I recently scanned pictures from one of
those outings.
Last night, Jeremy and
Lydia invited us over. They were lighting
off some big fireworks after dark, and playing patriotic music on a boom box. No, not the garbage noise of today; real,
honest-to-goodness music. Think, John
Philip Sousa.
Malinda had on some bright red noise-canceling
headphones. I heard the following
conversation between Carolyn and Malinda:
Carolyn: I like your headphones!
Malinda: What?
Carolyn: I like your headphones!
Malinda: What?
Carolyn: I like your headphones!
Malinda: What?
It was Dorcas’ 40th birthday yesterday,
the 4th. We sent her a gardening
set – six tools, gloves, and a bottle sprayer in a canvas pocketed bag.
!!! A mouse just went running up the Boston ivy vines on the window beside me! I thumped on the window, but it didn’t faze him much. He stopped momentarily, turned his head and peered in, then proceeded right on up to the eaves.
It’s getting windy here, and looks like thunderstorms. There are severe thunderstorm warnings happening all over the country. Maryland and Illinois have tornado warnings.

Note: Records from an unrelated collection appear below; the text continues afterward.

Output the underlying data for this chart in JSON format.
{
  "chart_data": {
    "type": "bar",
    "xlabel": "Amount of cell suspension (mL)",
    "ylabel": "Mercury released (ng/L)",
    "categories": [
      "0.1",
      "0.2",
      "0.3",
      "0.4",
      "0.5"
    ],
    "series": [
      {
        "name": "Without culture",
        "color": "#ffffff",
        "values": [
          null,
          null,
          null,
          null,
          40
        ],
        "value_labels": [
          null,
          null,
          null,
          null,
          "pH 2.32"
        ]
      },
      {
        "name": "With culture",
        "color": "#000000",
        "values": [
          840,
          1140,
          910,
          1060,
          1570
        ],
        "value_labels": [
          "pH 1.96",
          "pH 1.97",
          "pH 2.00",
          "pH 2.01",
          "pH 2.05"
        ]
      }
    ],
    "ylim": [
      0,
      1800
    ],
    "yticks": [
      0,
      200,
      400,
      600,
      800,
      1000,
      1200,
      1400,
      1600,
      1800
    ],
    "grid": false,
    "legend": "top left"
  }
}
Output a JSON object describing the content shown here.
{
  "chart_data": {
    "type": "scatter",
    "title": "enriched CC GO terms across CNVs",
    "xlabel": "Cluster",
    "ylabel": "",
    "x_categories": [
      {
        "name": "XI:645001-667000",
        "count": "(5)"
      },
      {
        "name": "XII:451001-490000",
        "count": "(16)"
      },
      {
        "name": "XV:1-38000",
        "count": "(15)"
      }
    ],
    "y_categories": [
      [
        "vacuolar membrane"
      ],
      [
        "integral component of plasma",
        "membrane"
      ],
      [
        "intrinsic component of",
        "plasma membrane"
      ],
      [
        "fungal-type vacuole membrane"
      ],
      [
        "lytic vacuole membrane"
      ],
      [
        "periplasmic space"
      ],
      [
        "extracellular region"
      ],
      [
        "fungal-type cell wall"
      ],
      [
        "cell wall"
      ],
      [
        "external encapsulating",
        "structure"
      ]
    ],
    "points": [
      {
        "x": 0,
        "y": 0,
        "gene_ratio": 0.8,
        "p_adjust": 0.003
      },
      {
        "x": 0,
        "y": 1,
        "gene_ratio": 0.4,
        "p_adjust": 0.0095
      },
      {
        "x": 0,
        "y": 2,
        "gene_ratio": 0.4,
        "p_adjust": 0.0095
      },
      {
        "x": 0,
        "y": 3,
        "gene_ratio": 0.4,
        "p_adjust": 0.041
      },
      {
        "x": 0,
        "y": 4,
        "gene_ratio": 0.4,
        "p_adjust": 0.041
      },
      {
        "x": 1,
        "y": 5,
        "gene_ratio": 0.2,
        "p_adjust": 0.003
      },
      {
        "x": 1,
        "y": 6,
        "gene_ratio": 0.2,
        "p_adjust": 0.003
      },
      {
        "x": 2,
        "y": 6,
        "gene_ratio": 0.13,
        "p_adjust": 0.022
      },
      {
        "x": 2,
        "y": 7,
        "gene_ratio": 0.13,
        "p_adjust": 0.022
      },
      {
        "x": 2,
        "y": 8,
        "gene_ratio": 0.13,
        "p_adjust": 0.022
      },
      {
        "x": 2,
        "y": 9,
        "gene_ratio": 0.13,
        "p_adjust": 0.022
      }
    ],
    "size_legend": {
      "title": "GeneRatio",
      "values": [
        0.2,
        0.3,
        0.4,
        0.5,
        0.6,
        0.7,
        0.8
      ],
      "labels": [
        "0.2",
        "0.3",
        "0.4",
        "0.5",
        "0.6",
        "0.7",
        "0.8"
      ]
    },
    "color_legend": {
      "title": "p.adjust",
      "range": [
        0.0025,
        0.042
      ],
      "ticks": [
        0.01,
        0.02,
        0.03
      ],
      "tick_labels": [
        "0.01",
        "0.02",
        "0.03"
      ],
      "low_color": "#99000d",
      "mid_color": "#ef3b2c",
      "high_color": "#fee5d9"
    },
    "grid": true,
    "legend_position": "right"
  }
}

Lydia is coming in a few minutes to borrow one of Larry’s
bikes while hers is being fixed. I’d
better clean off the table! Gotta keep
up the illusion that I always have things nice and neat.
Erma Bombeck kept her vacuum, broom,
dusting spray and cloth, and a head kerchief handy if she was lolling around,
not getting anything done, just in case anyone showed up at her door. She’d grab
the above and strew it strategically around the room, don the kerchief,
and then open the door. One look assured the visitor that Erma was
industriously cleaning the house, and that they should not stay and interrupt
the process.
Oh! The mouse just
ran back down. Hickory, dickory, dock.
Here’s the dock at the lake. Jonathan is in the water on the left. Keira is in the left foreground, climbing up the bank.
And this is the John Deere lawn tractor with
its ‘train’.
Below is part of the parking field. I have no idea how many cars were there.
... ... ...
Okay, I just went through our church address book counting
drivers, and I think there were probably at least 130 cars there.